Experten hoffen auf eine leichtere Anerkennung ausländischer Bildungs- und Berufsabschlüsse.

Vier Jahre hat die Physiotherapeutin in Estland studiert, um ihren Berufsabschluss zu erwerben. Doch als die 35-Jährige nach Deutschland kam, musste sie feststellen, dass ihre Ausbildung hier nur zum Teil anerkannt wird.

"Zuerst teilte man ihr mit, sie müsse noch mal ganze drei Jahre lang eine Anpassungsqualifizierung durchlaufen", sagt Ines Weihing von der Beratungsstelle "Tür an Tür Integrationsprojekte" in Augsburg. Die Baltin ist kein Einzelfall.

Erst nach langer Suche fand sich für die Physiotherapeutin eine Schule, die sie in sechs Monaten zu einem gleichwertigen deutschen Abschluss bringen wollte. Die Beraterin kann die Haltung der Behörden nicht verstehen: "Man sollte es doch annehmen, wenn fertig qualifizierte Leute nach Deutschland kommen und der Staat nicht mal etwas in ihre Ausbildung investieren musste."

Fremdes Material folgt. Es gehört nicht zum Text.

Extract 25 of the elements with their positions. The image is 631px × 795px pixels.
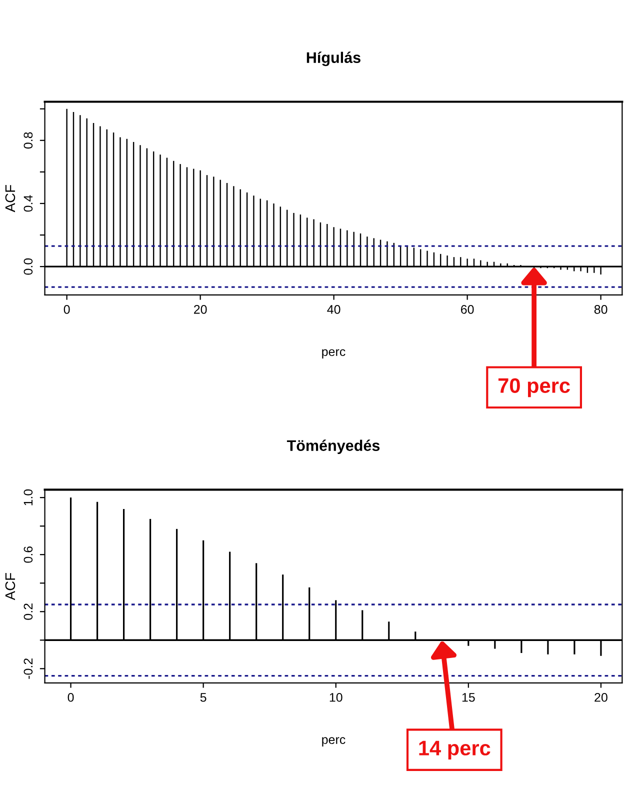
- x-tick-label: 60: [460, 304, 474, 314]
- x-axis-title: perc: [322, 349, 346, 359]
- x-tick-label: 20: [194, 304, 207, 314]
- x-tick-label: 0: [68, 692, 74, 702]
- y-axis-title: ACF: [5, 185, 16, 212]
- chart-title: Töményedés: [286, 440, 380, 454]
- x-tick-label: 15: [462, 693, 475, 702]
- x-tick-label: 40: [327, 304, 340, 314]
- x-tick-label: 5: [200, 693, 206, 702]
- y-tick-label: 0.8: [24, 132, 33, 149]
- x-tick-label: 20: [594, 692, 608, 702]
- y-tick-label: 0.4: [24, 195, 33, 212]
- x-tick-label: 0: [64, 304, 70, 314]
- chart-title: Hígulás: [306, 52, 360, 66]
- y-tick-label: 0.6: [24, 546, 33, 563]
- y-tick-label: 0.2: [24, 604, 33, 620]
- x-axis-title: perc: [322, 737, 346, 746]
- y-tick-label: 0.0: [24, 258, 33, 275]
- annotation: 70 perc: [498, 378, 570, 398]
- annotation: 14 perc: [419, 740, 490, 760]
- x-tick-label: 80: [594, 304, 608, 314]
- y-tick-label: -0.2: [24, 658, 33, 679]
- x-tick-label: 10: [330, 692, 342, 702]
- y-axis-title: ACF: [5, 572, 16, 600]
- y-tick-label: 1.0: [24, 489, 33, 506]
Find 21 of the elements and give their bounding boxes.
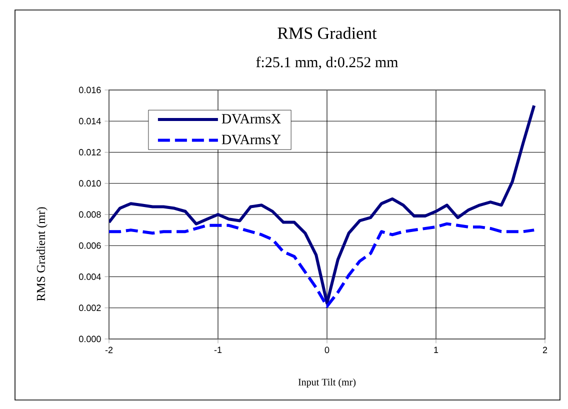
y-tick-label: 0.016 [79,86,101,94]
chart-title: RMS Gradient [278,27,377,39]
y-tick-label: 0.012 [79,149,101,156]
x-tick-label: -2 [105,346,113,354]
x-tick-label: -1 [214,346,222,353]
y-tick-label: 0.008 [79,211,101,218]
y-tick-label: 0.002 [79,304,101,312]
y-tick-label: 0.010 [79,180,101,187]
y-tick-label: 0.000 [79,336,101,342]
y-axis-title: RMS Gradient (mr) [36,207,48,301]
legend-label: DVArmsX [222,114,281,124]
line-series [109,104,536,305]
y-tick-label: 0.006 [79,242,101,249]
chart-subtitle: f:25.1 mm, d:0.252 mm [256,56,398,70]
x-tick-label: 0 [324,346,330,354]
x-axis-title: Input Tilt (mr) [298,378,356,388]
legend-label: DVArmsY [222,134,281,144]
y-tick-label: 0.014 [79,118,101,124]
x-tick-label: 1 [434,346,438,353]
x-tick-label: 2 [542,346,548,354]
y-tick-label: 0.004 [79,274,101,280]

Auch Heinz Müglich von der Arbeiterwohlfahrt Hessen-Süd in Frankfurt kritisiert die hohen Hürden für Einwanderer: "Gerade Akademikerinnen um die 40 hören auf Ämtern öfters: Vergiss es, geh' lieber gleich zum Putzen." Müglich beklagt die unübersichtliche Anerkennungspraxis in Deutschland.

Zwischen Begriffen wie reglementierte Berufe, Gleichwertigkeit und Externenprüfung finden sich immer wieder Sonderfälle für Spätaussiedler – und andere Klauseln. Genauso verhält es sich mit den Zuständigkeiten.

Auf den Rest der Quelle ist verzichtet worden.